Association between inflammatory conditions and elevated NLR has been well-established13,14. Authors evenfound elevated NLR in another inflammatory condition, familial Mediterranean fever15. Increased NLR in type 2 DM should be explained by the association of the disease to chronic low grade inflammation2,16.
In a study in 2014, authors compared NLR levels of patients with well and poorly controlled diabetes mellitus, and found that NLR was higher in poorly controlled diabetics compared to well-controlled subjects17. Similar to our results in present study, they reported a positive correlation between NLR and HbA1c but not with BMI17. The distinction and an addition of present study is that we also figured out increased NLR of type 2 diabetics compared to healthy control subjects. To our knowledge, this is the first study reporting such a comparison between healthy and diabetic populations.
Underlying mechanisms of elevated NLR in type 2 DM need to be discussed. Neutrophils are the main branch of leukocytes in blood stream. Initially, and rapidly they respond to the inflammatory stimuli and neutrophil count increases in circulation. On the other hand, interleukin levels that increased in inflammatory conditions, cause lymphopenia18 and neutrophilia19, together causing elevated NLR.

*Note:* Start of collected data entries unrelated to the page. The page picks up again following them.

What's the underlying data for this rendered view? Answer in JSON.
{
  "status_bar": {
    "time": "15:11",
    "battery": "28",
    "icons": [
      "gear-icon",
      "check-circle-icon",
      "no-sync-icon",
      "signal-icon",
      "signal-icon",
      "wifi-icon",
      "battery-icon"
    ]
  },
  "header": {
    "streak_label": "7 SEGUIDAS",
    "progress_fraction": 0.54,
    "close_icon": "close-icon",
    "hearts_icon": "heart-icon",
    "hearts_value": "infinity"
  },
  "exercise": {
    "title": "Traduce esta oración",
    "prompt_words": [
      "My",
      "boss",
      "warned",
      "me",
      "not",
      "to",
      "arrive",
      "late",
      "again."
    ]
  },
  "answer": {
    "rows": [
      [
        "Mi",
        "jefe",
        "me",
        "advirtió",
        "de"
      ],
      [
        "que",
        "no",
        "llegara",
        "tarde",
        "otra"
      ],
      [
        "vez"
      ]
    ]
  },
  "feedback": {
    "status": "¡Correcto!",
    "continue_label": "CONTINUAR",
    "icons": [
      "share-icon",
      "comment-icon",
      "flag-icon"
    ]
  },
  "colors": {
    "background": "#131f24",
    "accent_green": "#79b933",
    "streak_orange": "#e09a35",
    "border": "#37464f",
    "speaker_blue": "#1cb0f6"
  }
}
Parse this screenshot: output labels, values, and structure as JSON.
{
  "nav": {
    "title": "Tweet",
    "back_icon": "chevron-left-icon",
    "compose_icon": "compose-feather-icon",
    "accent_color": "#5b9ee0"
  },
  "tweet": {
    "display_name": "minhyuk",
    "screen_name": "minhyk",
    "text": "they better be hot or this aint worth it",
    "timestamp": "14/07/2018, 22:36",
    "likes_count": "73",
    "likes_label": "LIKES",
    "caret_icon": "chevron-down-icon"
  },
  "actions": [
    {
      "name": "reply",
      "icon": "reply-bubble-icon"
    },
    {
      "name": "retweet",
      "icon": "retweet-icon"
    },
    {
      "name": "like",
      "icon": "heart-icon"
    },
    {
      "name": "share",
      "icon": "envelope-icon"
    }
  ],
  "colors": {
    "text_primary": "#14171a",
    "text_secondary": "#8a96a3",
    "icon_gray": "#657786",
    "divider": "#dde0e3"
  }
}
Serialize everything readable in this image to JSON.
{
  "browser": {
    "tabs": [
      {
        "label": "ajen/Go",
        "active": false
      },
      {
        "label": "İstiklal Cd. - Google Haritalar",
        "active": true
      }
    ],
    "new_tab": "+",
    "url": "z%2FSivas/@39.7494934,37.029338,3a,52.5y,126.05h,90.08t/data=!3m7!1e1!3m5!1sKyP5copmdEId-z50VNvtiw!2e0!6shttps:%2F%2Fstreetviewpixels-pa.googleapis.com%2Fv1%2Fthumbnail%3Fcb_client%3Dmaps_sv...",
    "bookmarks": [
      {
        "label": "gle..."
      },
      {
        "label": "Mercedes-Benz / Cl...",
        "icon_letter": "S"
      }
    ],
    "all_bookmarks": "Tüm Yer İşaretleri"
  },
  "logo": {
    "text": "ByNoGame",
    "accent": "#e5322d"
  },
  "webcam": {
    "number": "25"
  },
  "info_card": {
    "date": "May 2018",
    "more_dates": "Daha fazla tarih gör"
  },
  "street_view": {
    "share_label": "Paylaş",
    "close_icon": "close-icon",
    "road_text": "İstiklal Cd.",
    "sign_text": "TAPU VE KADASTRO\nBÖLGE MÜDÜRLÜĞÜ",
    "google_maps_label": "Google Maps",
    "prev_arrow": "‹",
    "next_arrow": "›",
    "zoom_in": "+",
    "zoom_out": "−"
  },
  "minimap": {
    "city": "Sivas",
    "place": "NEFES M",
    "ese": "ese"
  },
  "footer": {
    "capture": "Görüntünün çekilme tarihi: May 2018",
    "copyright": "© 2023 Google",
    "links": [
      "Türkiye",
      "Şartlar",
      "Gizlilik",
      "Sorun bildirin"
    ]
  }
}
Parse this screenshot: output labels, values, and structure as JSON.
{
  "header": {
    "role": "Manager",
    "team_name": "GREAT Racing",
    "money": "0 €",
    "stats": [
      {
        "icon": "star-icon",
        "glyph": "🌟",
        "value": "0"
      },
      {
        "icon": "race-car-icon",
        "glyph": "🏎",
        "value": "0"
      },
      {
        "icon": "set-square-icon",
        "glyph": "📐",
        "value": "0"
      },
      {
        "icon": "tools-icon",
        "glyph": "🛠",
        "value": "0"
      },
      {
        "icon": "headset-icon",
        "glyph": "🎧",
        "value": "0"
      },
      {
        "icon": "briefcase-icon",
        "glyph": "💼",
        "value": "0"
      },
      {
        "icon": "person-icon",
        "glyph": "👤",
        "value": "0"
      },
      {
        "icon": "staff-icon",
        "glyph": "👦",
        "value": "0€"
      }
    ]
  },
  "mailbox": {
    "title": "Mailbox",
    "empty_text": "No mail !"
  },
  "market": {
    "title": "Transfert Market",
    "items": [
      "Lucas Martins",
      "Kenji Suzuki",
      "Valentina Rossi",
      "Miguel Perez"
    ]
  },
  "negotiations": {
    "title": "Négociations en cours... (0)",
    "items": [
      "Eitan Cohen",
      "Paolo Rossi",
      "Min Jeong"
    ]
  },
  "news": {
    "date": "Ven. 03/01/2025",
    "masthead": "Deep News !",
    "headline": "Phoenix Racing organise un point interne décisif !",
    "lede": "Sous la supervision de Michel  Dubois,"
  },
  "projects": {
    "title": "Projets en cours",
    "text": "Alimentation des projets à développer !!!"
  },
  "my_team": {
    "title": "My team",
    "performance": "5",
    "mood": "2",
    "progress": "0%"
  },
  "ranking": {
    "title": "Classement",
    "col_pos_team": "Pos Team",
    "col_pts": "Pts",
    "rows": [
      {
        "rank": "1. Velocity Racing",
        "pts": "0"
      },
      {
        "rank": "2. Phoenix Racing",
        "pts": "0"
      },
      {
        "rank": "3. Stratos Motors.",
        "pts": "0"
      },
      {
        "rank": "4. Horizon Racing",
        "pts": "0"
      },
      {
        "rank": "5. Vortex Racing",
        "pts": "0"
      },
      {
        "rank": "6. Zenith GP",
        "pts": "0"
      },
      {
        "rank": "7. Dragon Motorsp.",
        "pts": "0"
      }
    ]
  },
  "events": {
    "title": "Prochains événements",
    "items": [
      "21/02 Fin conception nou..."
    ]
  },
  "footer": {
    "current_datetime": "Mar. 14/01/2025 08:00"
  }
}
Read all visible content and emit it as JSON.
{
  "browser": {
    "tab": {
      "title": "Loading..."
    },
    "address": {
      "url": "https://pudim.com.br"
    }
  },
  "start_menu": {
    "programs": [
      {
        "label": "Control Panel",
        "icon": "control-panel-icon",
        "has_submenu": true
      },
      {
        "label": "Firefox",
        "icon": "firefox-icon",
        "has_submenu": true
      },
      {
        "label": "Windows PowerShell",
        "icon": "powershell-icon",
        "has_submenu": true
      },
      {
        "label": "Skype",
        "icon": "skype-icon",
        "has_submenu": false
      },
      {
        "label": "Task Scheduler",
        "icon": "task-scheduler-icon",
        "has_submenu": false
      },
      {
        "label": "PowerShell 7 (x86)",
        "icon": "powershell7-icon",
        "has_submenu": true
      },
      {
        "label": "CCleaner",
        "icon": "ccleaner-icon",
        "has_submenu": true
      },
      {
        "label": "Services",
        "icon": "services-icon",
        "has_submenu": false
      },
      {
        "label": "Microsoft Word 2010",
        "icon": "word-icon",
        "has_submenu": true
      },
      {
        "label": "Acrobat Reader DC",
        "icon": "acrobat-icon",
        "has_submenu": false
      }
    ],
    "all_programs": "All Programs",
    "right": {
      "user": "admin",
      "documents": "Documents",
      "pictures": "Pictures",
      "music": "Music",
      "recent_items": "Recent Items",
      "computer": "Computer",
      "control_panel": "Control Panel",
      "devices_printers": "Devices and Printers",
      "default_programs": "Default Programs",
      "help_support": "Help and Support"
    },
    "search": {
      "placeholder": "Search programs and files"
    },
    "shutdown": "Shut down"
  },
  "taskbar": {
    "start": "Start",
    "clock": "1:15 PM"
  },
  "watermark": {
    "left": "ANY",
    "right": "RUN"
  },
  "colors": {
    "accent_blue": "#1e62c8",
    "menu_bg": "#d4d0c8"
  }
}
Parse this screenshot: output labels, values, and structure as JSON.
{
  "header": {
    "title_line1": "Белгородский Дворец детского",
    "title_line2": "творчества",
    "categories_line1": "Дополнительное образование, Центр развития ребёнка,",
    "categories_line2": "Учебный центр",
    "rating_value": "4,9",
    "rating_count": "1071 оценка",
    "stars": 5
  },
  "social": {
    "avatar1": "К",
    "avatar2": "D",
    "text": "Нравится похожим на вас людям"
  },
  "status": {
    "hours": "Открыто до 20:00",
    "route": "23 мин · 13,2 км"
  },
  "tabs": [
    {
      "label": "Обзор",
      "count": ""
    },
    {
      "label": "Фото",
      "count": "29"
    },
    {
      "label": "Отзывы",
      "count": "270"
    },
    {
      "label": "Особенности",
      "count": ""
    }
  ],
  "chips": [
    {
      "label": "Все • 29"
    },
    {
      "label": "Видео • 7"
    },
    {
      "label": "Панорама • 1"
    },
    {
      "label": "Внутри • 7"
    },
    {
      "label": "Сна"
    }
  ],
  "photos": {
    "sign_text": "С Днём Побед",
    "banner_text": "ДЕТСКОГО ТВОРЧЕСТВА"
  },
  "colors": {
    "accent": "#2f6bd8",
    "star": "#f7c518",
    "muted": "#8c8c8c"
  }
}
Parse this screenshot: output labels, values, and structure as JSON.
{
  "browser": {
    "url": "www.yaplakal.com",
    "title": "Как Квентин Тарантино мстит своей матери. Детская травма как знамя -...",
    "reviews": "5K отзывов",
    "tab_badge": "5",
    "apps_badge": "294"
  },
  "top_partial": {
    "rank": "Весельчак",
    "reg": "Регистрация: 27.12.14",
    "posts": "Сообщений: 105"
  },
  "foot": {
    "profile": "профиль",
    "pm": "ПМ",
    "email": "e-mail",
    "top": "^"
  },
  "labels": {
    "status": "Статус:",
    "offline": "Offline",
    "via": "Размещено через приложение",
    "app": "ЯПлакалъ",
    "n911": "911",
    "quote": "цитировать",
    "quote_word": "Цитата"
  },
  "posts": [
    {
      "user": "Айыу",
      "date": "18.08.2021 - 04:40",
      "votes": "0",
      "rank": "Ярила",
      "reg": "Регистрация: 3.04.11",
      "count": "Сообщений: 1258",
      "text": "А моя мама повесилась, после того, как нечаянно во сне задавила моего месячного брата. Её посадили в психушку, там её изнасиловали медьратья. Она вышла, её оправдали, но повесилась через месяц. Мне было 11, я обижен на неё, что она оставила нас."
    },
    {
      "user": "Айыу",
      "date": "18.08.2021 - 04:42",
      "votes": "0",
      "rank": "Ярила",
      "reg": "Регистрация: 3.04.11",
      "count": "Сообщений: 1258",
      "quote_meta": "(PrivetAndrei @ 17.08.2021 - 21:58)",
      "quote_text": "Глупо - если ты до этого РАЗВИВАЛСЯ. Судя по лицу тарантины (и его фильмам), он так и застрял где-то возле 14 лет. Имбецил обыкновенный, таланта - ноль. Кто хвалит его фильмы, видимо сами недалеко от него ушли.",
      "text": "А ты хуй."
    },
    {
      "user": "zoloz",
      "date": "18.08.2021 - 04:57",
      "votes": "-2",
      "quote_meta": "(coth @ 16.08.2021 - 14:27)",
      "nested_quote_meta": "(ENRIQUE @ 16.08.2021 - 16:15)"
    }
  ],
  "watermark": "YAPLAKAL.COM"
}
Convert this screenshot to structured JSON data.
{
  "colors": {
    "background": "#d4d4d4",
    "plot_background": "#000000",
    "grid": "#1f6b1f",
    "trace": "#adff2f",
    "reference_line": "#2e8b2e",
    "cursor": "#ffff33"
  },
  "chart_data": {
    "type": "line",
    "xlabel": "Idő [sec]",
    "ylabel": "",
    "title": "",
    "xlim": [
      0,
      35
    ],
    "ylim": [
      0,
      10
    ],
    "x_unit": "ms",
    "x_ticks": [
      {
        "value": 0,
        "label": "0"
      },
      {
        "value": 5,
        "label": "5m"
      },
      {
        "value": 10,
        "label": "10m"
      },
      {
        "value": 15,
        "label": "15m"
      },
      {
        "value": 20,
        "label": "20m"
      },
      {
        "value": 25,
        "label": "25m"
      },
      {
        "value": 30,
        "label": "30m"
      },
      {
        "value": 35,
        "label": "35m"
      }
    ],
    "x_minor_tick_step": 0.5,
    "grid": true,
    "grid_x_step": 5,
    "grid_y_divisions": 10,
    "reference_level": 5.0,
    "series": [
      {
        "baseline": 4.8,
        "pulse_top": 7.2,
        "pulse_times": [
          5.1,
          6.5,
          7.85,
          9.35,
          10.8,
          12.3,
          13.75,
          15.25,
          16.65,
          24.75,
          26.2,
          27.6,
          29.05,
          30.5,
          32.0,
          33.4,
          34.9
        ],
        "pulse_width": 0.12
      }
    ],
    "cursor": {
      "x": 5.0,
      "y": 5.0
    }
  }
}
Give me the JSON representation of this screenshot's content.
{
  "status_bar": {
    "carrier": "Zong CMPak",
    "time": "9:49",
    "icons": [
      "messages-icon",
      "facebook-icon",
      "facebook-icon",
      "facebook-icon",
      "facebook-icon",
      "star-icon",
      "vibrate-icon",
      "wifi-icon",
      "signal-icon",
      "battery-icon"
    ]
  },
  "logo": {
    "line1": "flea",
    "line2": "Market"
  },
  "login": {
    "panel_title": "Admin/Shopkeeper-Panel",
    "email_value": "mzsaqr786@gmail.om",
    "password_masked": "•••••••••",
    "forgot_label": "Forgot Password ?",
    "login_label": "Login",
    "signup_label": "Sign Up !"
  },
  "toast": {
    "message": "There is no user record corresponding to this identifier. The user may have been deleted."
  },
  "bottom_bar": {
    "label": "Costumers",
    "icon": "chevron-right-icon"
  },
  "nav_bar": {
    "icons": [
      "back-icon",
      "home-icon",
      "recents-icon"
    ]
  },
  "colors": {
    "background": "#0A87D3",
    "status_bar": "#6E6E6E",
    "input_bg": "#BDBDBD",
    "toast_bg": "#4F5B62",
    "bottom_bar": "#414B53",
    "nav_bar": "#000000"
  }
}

Researchers reported that NLR was elevated by aging in healthy population20. Diabetic subjects were significantly older than controls in present study. However, we did not match the age of study groups for the sake of avoiding selection bias. Other limitations of our report are retrospective design and relatively small study population. They all make our results difficult to interpret. Nevertheless, we think that unique findings of present study are quite important to be enlisted in medical literature.
Conclusion
Elevated NLR in otherwise healthy subjects may be indicative of underlying impaired glucose metabolism and moreover, NLR should be used as a marker of diabetic control level in addition to HbA1c in type 2 diabetic subjects.
Conflict of interest
None to declare.
Funding
This work has not received any funds from any organizations.